Die von den Sensorsystemen erfassten Daten können in dieser Form noch nicht für Verfahren zur netzdienlichen Regulierung genutzt werden. Daher werden im Rahmen des Projekts ebenfalls die notwendigen IT-Komponenten für eine Aggregation, Analyse, Diagnose und Visualisierung der erfassten Betriebszustandsdaten entwickelt. Dies ermöglicht die kontinuierliche Bereitstellung von umfassenden und detaillierten Abbildern des Netzes und seiner Komponenten. Damit wird es den Netzbetreibern möglich, in Echtzeit auf fluktuierende Energieflüsse netzdienlich zu reagieren und vorhandene Betriebsmittel effizient zu nutzen.
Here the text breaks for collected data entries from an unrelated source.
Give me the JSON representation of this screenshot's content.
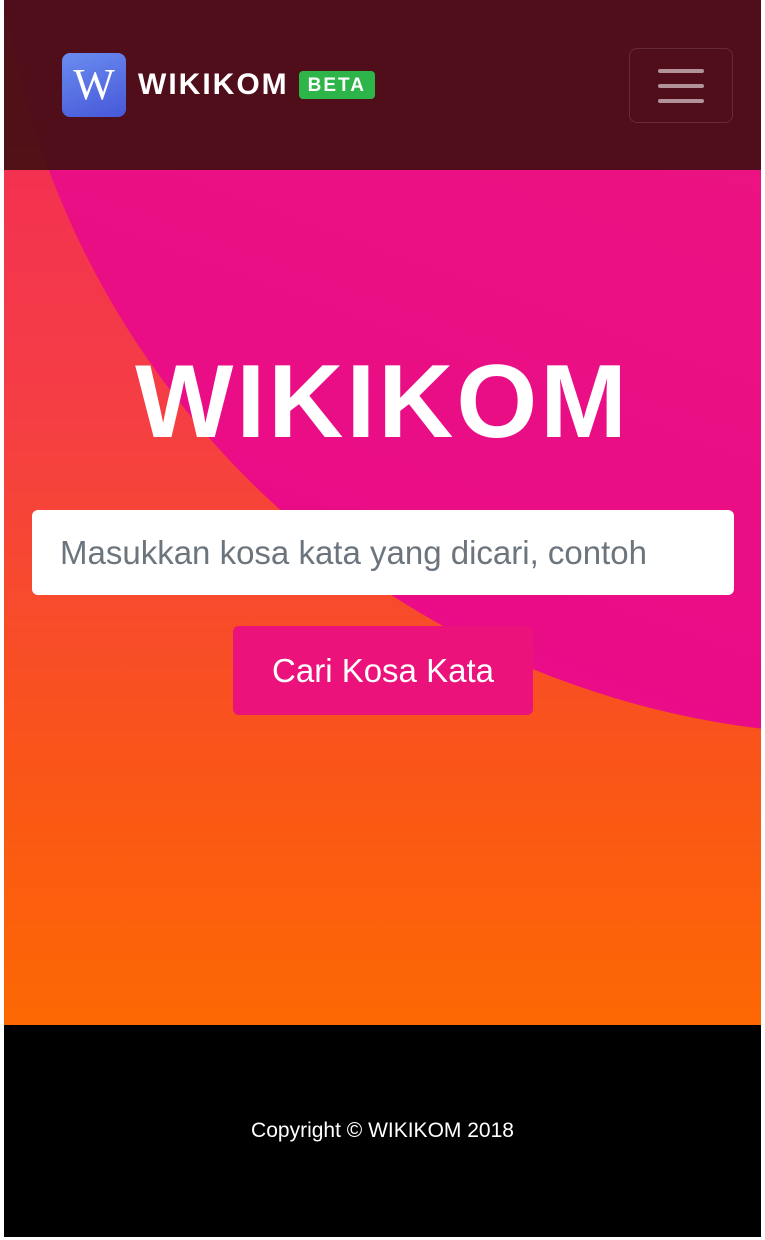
{
  "navbar": {
    "logo_letter": "W",
    "brand_name": "WIKIKOM",
    "badge": "BETA",
    "menu_icon": "hamburger-menu-icon"
  },
  "hero": {
    "title": "WIKIKOM",
    "search_placeholder": "Masukkan kosa kata yang dicari, contoh",
    "search_value": "",
    "button_label": "Cari Kosa Kata"
  },
  "footer": {
    "copyright": "Copyright © WIKIKOM 2018"
  },
  "colors": {
    "navbar_bg": "#420e12",
    "gradient_top": "#f2295a",
    "gradient_bottom": "#fd6803",
    "accent_pink": "#eb127c",
    "badge_green": "#2eb54a",
    "logo_blue": "#4f66e0",
    "footer_bg": "#000000"
  }
}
Überlastungen oder Ausfällen im Rahmen kritischer Netzzustände kann damit präventiv und zielgerichtet entgegengewirkt werden.

Die erarbeiteten Lösungen sollen anschließend in realitätsnahen Testumgebungen untersucht und bewertet werden. Ziel ist es nicht nur, die Funktionalität und Wirtschaftlichkeit der sensorbasierten Netzzustandserfassung zu demonstrieren, sondern auch die erarbeiteten Lösungen als Blaupause für das aktuell im EnWG diskutiere Netzengpassmanagement zu etablieren. Nach dem erfolgreichen Projektstart sollen die Erprobung und Validierung der umgesetzten Projektziele bis Mitte 2024 abgeschlossen werden.

© SPIN e.V.

Förderpolitischer Rahmen: Spitzencluster Industrielle Innovationen

Der Erfolg industrieller Innovationen wird ganz erheblich von einem Faktor bestimmt: Zeit. In der Metropolregion Ruhr arbeiten im „Spitzencluster Industrielle Innovationen“ (SPIN) zahlreiche Branchen und Akteure zusammen daran, Innovationen möglichst rasch in die Praxis zu überführen. Die Innovationsplattform schafft neue Allianzen aus Industrie, Energiewirtschaft, Digitaltechnologie und anwendungsorientierter Forschung, um die Region im weltweiten Wettbewerb neuer Technologien erfolgreich zu positionieren. Der Fokus liegt auf der Entwicklung von klimafreundlichen Technologien, Verfahren und Produkten zur erfolgreichen Transformation der Industrie und unseres Energiesystems. Das Spitzencluster ist eines der ersten großen Projekte aus der Ruhr-Konferenz zur Gestaltung des Strukturwandels und wird vom Ministerium für Wirtschaft, Innovation, Digitalisierung und Energie des Landes Nordrhein-Westfalen gefördert.